Graviteam never stops improving their games. In addition to their DLC releases (BTW two more are coming but I can’t share now), upgrades are continuously being added in the game engine. The subject of this blog entry is a change that came out a while ago, and has to do to the turn-based high tactics level map (the so-called the operational layer). Hated by many, I find this upgrade a great addition to the generous dose of realism the game engine delivers.
The movement of units in the map can now take two modes:
- March: To be used when enemy contact is not expected. The units would be able to reach further but if it makes contact with the enemy, the player will not be able to move them in the deployment phase.
- Advance – To be used when enemy contact is expected. If the units are moving just 1 square, the player will be able to move them during the deployment phase. If the units advance more than 1 square, the player will not be able to move them during the deployment phase but at least they will be in a formation better suited for combat.

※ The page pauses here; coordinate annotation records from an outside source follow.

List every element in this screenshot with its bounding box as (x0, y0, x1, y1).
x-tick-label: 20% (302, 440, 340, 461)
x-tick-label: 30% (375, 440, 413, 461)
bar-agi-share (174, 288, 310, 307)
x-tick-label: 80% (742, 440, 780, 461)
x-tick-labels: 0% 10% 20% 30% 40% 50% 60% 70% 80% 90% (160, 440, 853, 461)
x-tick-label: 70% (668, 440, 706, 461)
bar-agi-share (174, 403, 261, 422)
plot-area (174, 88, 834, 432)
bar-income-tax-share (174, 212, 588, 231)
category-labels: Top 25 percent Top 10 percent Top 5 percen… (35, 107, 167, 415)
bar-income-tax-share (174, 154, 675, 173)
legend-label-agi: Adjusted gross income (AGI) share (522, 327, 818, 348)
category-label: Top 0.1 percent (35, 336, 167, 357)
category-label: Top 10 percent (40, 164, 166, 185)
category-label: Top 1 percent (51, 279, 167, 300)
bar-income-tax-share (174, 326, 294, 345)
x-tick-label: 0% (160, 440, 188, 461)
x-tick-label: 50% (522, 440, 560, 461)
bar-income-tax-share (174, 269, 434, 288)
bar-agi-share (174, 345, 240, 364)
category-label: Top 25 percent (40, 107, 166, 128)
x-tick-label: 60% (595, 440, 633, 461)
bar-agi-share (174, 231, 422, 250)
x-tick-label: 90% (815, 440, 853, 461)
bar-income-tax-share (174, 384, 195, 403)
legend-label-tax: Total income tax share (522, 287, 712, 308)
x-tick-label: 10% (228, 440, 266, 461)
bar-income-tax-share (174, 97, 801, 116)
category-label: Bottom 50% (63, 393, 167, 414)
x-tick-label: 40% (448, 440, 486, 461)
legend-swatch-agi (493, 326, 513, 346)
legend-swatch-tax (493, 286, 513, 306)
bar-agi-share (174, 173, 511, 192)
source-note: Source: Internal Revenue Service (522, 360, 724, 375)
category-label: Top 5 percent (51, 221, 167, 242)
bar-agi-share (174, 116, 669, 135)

- Defense – This is a don’t move and dig trenches order.
The consequences of this new system are enormous. Not only you can’t exploit freely moving and massing platoons without restrictions, but you will have to be careful on the type of movement being used.
I had the opportunity to experience this in an early morning battle. It was not pretty: I had to withdraw two reinforced companies when I realized that they were unable to support each other (deployment phase restrictions). To add to the drama, one company ran straight into an enemy (German) tank detachment.
My Soviet troops did what they could, but the mobility of the enemy formation was too much.
The way Graviteam is able to model tactical combat is one of greatest achievements in war gaming.